I’m open minded about what many people call “conspiracy theories.” There certainly are powerful people and institutions who use that power to deceive people, further agendas, and increase their wealth and power. In some cases, calling that “conspiracy theories” are unfair, because that obviously does happen to some degree. Media corporations really do push their journalists to further certain narratives, as an example. There really is a deep state.
I’m open minded to listen to the claims of conspiracy theorists, but they still actually need to present evidence to be taken seriously and there is no evidence for the great majority of anti-vaccine claims. The fear of vaccines started out as bad science which was popularized by a professional bimbo and when real data refuted that bad science, it fell into the realm of conspiracy theory.
So, if the establishment is lying about something, it may be true, they do lie about some things, but if you want to overturn two centuries of established medical science then you need some really strong evidence for the harm that vaccines supposedly cause and some evidence that scientists are suppressing knowledge of that harm.

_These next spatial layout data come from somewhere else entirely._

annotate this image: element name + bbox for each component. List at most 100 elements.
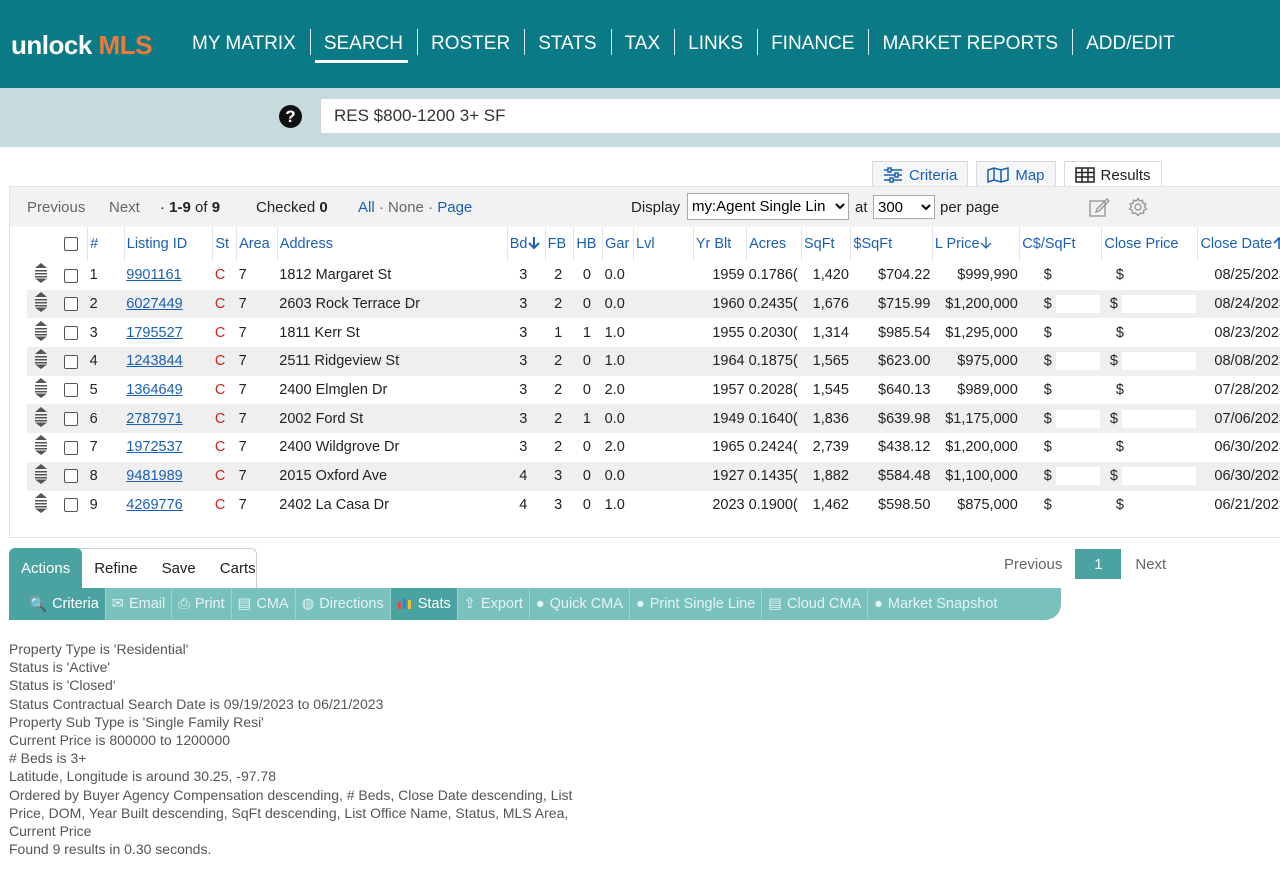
drag-handle-icon[interactable] [27, 491, 55, 520]
row-checkbox[interactable] [64, 325, 79, 340]
nav-finance[interactable]: FINANCE [757, 0, 868, 88]
col-half-baths[interactable]: HB [573, 227, 604, 261]
action-cloud-cma[interactable]: ▤ Cloud CMA [762, 588, 869, 620]
col-close-price[interactable]: Close Price [1101, 227, 1199, 261]
drag-handle-icon[interactable] [27, 261, 55, 290]
drag-handle-icon[interactable] [27, 318, 55, 347]
levels-cell [634, 491, 694, 520]
nav-roster[interactable]: ROSTER [417, 0, 524, 88]
row-checkbox[interactable] [64, 411, 79, 426]
action-stats[interactable]: Stats [390, 588, 458, 620]
previous-link[interactable]: Previous [27, 199, 86, 216]
col-sqft[interactable]: SqFt [801, 227, 852, 261]
action-quick-cma[interactable]: ● Quick CMA [530, 588, 630, 620]
year-built-cell: 1927 [693, 461, 747, 491]
drag-handle-icon[interactable] [27, 347, 55, 376]
nav-add-edit[interactable]: ADD/EDIT [1072, 0, 1189, 88]
listing-id-link[interactable]: 9481989 [126, 468, 183, 485]
action-print-single-line[interactable]: ● Print Single Line [630, 588, 763, 620]
action-cma[interactable]: ▤ CMA [232, 588, 296, 620]
nav-tax[interactable]: TAX [610, 0, 675, 88]
listing-id-link[interactable]: 9901161 [126, 267, 182, 284]
help-icon[interactable]: ? [279, 105, 302, 128]
nav-my-matrix[interactable]: MY MATRIX [192, 33, 296, 54]
select-all-link[interactable]: All [358, 199, 375, 216]
row-checkbox[interactable] [64, 297, 79, 312]
action-criteria[interactable]: 🔍 Criteria [9, 588, 106, 620]
year-built-cell: 2023 [712, 496, 745, 513]
list-price-cell: $875,000 [957, 496, 1018, 513]
list-price-cell: $1,200,000 [932, 289, 1020, 319]
nav-market-reports[interactable]: MARKET REPORTS [868, 0, 1072, 88]
listing-id-link[interactable]: 6027449 [126, 296, 183, 313]
envelope-icon: ✉ [111, 596, 124, 612]
select-none-link[interactable]: None [388, 199, 424, 216]
edit-icon[interactable] [1089, 197, 1111, 217]
row-checkbox[interactable] [64, 469, 79, 484]
listing-id-link-cell: 9481989 [124, 461, 213, 491]
action-market-snapshot[interactable]: ● Market Snapshot [874, 596, 998, 612]
drag-handle-icon[interactable] [27, 376, 55, 405]
col-status[interactable]: St [212, 227, 238, 261]
tab-criteria[interactable]: Criteria [872, 161, 969, 188]
col-garage[interactable]: Gar [602, 227, 634, 261]
listing-id-link[interactable]: 1795527 [126, 324, 183, 341]
next-link[interactable]: Next [109, 199, 140, 216]
search-input[interactable] [320, 98, 1280, 134]
tab-carts[interactable]: Carts [219, 559, 256, 577]
listing-id-link[interactable]: 1243844 [126, 353, 183, 370]
drag-handle-icon[interactable] [27, 433, 55, 462]
per-page-select[interactable]: 300 [873, 195, 935, 219]
bottom-previous-link[interactable]: Previous [1004, 555, 1063, 573]
tab-refine[interactable]: Refine [94, 559, 138, 577]
row-checkbox[interactable] [64, 498, 79, 513]
row-checkbox[interactable] [64, 440, 79, 455]
tab-save[interactable]: Save [161, 559, 196, 577]
col-levels[interactable]: Lvl [633, 227, 694, 261]
row-checkbox[interactable] [64, 268, 79, 283]
col-close-date[interactable]: Close Date [1197, 227, 1280, 261]
full-baths-cell: 2 [554, 439, 563, 456]
bottom-next-link[interactable]: Next [1135, 555, 1167, 573]
nav-links[interactable]: LINKS [674, 0, 757, 88]
col-year-built[interactable]: Yr Blt [693, 227, 748, 261]
tab-results[interactable]: Results [1063, 161, 1162, 188]
nav-stats[interactable]: STATS [524, 0, 610, 88]
col-list-price[interactable]: L Price [932, 227, 1021, 261]
col-close-price-per-sqft[interactable]: C$/SqFt [1019, 227, 1103, 261]
action-email[interactable]: ✉ Email [106, 588, 173, 620]
col-number[interactable]: # [87, 227, 125, 261]
col-area[interactable]: Area [236, 227, 278, 261]
tab-actions[interactable]: Actions [9, 548, 83, 588]
criteria-line: Latitude, Longitude is around 30.25, -97… [9, 768, 276, 785]
drag-handle-icon[interactable] [27, 289, 55, 319]
tab-map[interactable]: Map [976, 161, 1056, 188]
drag-handle-icon[interactable] [27, 404, 55, 434]
price-per-sqft-cell: $704.22 [878, 267, 931, 284]
listing-id-link[interactable]: 2787971 [126, 410, 183, 427]
gear-icon[interactable] [1128, 197, 1148, 217]
drag-handle-icon[interactable] [27, 461, 55, 491]
col-beds[interactable]: Bd [507, 227, 546, 261]
levels-cell [633, 461, 694, 491]
action-print[interactable]: ⎙ Print [172, 588, 232, 620]
unlock-mls-logo[interactable]: unlock MLS [11, 30, 152, 60]
page-1-button[interactable]: 1 [1075, 549, 1122, 579]
col-acres[interactable]: Acres [746, 227, 802, 261]
row-checkbox[interactable] [64, 354, 79, 369]
nav-search[interactable]: SEARCH [309, 0, 417, 88]
garage-cell: 1.0 [604, 324, 625, 341]
listing-id-link[interactable]: 1364649 [126, 382, 183, 399]
listing-id-link[interactable]: 4269776 [126, 496, 183, 513]
display-format-select[interactable]: my:Agent Single Lin [687, 193, 849, 220]
action-export[interactable]: ⇪ Export [458, 588, 530, 620]
col-address[interactable]: Address [277, 227, 508, 261]
row-checkbox[interactable] [64, 383, 79, 398]
select-page-link[interactable]: Page [437, 199, 473, 216]
listing-id-link[interactable]: 1972537 [126, 439, 183, 456]
col-full-baths[interactable]: FB [545, 227, 575, 261]
action-directions[interactable]: ◍ Directions [296, 588, 391, 620]
col-listing-id[interactable]: Listing ID [124, 227, 214, 261]
col-price-per-sqft[interactable]: $SqFt [850, 227, 933, 261]
select-all-checkbox[interactable] [63, 237, 78, 252]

I have never seen such evidence and the OP hasn’t even tried to present any. I have, however, seen mountains of proof that vaccines save lives. The small pox vaccine alone has likely saved billions of lives. Billions with a “b” and then you have to consider the polio vaccine and the numerous others. Even if every case of autism is the result of vaccinations, it would be more than worth it.
Just throwing a highly unusual opinion down on the table and standing there with your arms folded doesn't make it "reality".
These claims you made there - want to back them up?
Please cite your research, some other sources, and so on.
What type of parasites are you talking about?
I don’t think that most anti-vaxxers think about it as any kind of cost benefit analysis of autism versus epidemics. Even if every case of autism were caused by vaccines, vaccinations as a whole would still be worth it, though we might want to utilize them slightly differently.
They do more than just claim that vaccines cause autism, they go way further and claim that vaccines themselves don’t work at all. If you think that vaccines don’t even work and that they are a plot, then you aren’t going to weight the benefits of vaccines against the risk of autism.